Abstract Algebra, Dummit and Foote e3 states that:

"If $G$ is a group of order 30 and $P\in Syl_5(G)$ and $Q\in Syl_3(G)$ with one of them being normal, then both are characteristic subgroups of $PQ$; this then implies that since $PQ$ is normal, both $P$ and $Q$ have to be normal."
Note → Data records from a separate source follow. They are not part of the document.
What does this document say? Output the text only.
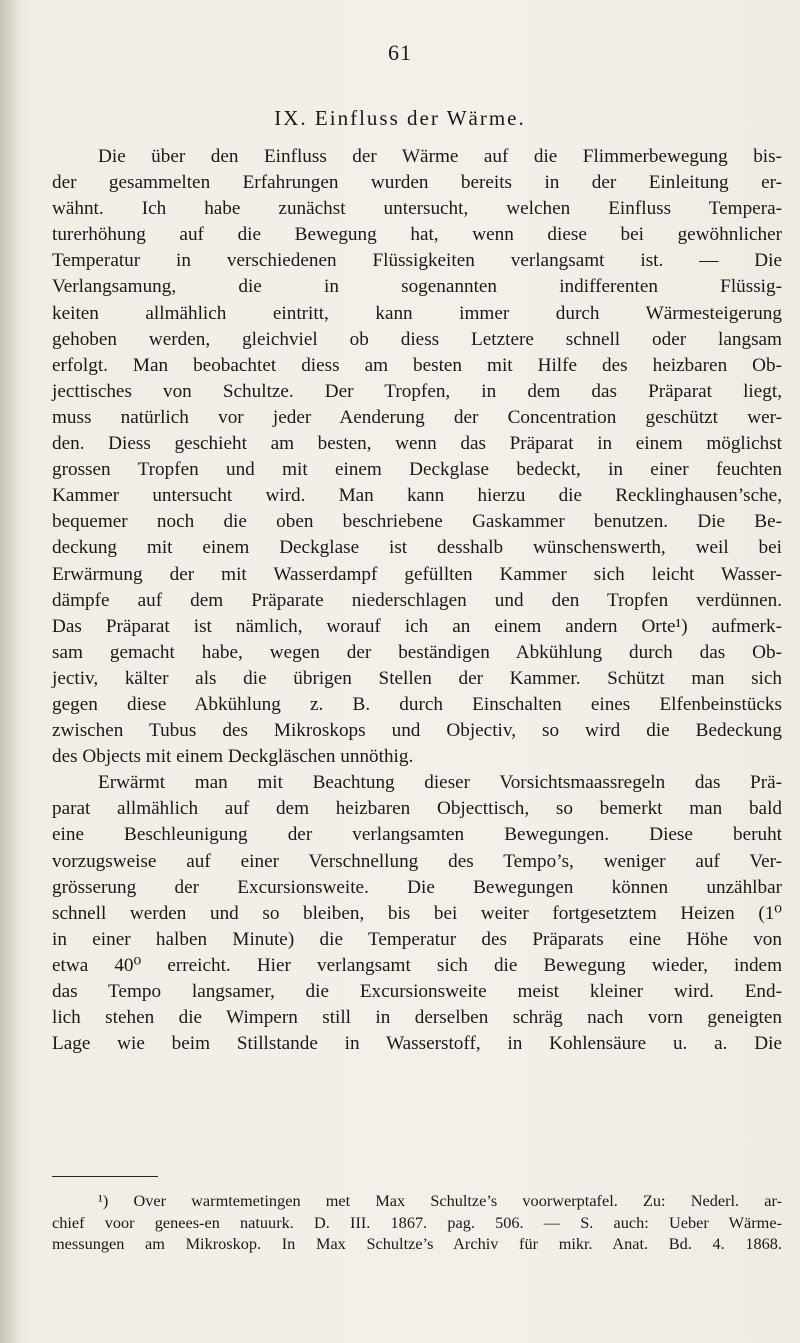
61
IX. Einfluss der Wärme.
Die über den Einfluss der Wärme auf die Flimmerbewegung bis-
der gesammelten Erfahrungen wurden bereits in der Einleitung er-
wähnt. Ich habe zunächst untersucht, welchen Einfluss Tempera-
turerhöhung auf die Bewegung hat, wenn diese bei gewöhnlicher
Temperatur in verschiedenen Flüssigkeiten verlangsamt ist. — Die
Verlangsamung, die in sogenannten indifferenten Flüssig-
keiten allmählich eintritt, kann immer durch Wärmesteigerung
gehoben werden, gleichviel ob diess Letztere schnell oder langsam
erfolgt. Man beobachtet diess am besten mit Hilfe des heizbaren Ob-
jecttisches von Schultze. Der Tropfen, in dem das Präparat liegt,
muss natürlich vor jeder Aenderung der Concentration geschützt wer-
den. Diess geschieht am besten, wenn das Präparat in einem möglichst
grossen Tropfen und mit einem Deckglase bedeckt, in einer feuchten
Kammer untersucht wird. Man kann hierzu die Recklinghausen’sche,
bequemer noch die oben beschriebene Gaskammer benutzen. Die Be-
deckung mit einem Deckglase ist desshalb wünschenswerth, weil bei
Erwärmung der mit Wasserdampf gefüllten Kammer sich leicht Wasser-
dämpfe auf dem Präparate niederschlagen und den Tropfen verdünnen.
Das Präparat ist nämlich, worauf ich an einem andern Orte¹) aufmerk-
sam gemacht habe, wegen der beständigen Abkühlung durch das Ob-
jectiv, kälter als die übrigen Stellen der Kammer. Schützt man sich
gegen diese Abkühlung z. B. durch Einschalten eines Elfenbeinstücks
zwischen Tubus des Mikroskops und Objectiv, so wird die Bedeckung
des Objects mit einem Deckgläschen unnöthig.
Erwärmt man mit Beachtung dieser Vorsichtsmaassregeln das Prä-
parat allmählich auf dem heizbaren Objecttisch, so bemerkt man bald
eine Beschleunigung der verlangsamten Bewegungen. Diese beruht
vorzugsweise auf einer Verschnellung des Tempo’s, weniger auf Ver-
grösserung der Excursionsweite. Die Bewegungen können unzählbar
schnell werden und so bleiben, bis bei weiter fortgesetztem Heizen (1⁰
in einer halben Minute) die Temperatur des Präparats eine Höhe von
etwa 40⁰ erreicht. Hier verlangsamt sich die Bewegung wieder, indem
das Tempo langsamer, die Excursionsweite meist kleiner wird. End-
lich stehen die Wimpern still in derselben schräg nach vorn geneigten
Lage wie beim Stillstande in Wasserstoff, in Kohlensäure u. a. Die
¹) Over warmtemetingen met Max Schultze’s voorwerptafel. Zu: Nederl. ar-
chief voor genees-en natuurk. D. III. 1867. pag. 506. — S. auch: Ueber Wärme-
messungen am Mikroskop. In Max Schultze’s Archiv für mikr. Anat. Bd. 4. 1868.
Why is it that if either $P$ or $Q$ is normal in $G$ then both are characteristic in $PQ$? I realize that, by Sylow theorem, the normal Sylow subgroup has to be characteristic, but I do not get why the other one has to be also.

Answer 1

First note that since $P$ or $Q$ is normal, $PQ \leq G$. We have $|P|$ and $|Q|$ are coprime, so they must have trivial intersection. Thus $|PQ| = \frac{|P||Q|}{|P \cap Q|} = \frac{15}{1}$. Thus $PQ$ is normal in $G$ since it has index $2$. If $Q$ is normal in $G$ then $P$ has index $3$ in $PQ$. Since $3$ is the smallest prime dividing $|PQ|$, $P$ is necessarily normal in $PQ$ and thus characteristic. If $P$ is normal in $G$ then consider the number of possible subgroups of order $3$ in $PQ$. We know from the Sylow Theorems that it must be congruent to 1 modulo three. Further it must divide 5. The only divisor of $5$ congruent to 1 modulo 3 is 1. Thus there is one Sylow 3 subgroup of $PQ$, namely $Q$.

Answer 2

The normality of $P$ or $Q$ is needed only to ensure that $PQ$ is a subgroup. Once $PQ$ is a subgroup, then $P\in\operatorname{Syl}_5(PQ)$ and $Q\in\operatorname{Syl}_3(PQ)$. By Sylow's theorem, $n_5(PQ)\mid 3$ and $n_5(PQ)\equiv1\pmod{5}$, so $n_5(PQ)=1$, hence $P$ is characteristic in $PQ$. Similarly, $n_3(PQ)\mid 5$ and $n_3(PQ)\equiv1\pmod{3}$, so $n_3(PQ)=1$, hence $Q$ is characteristic in $PQ$.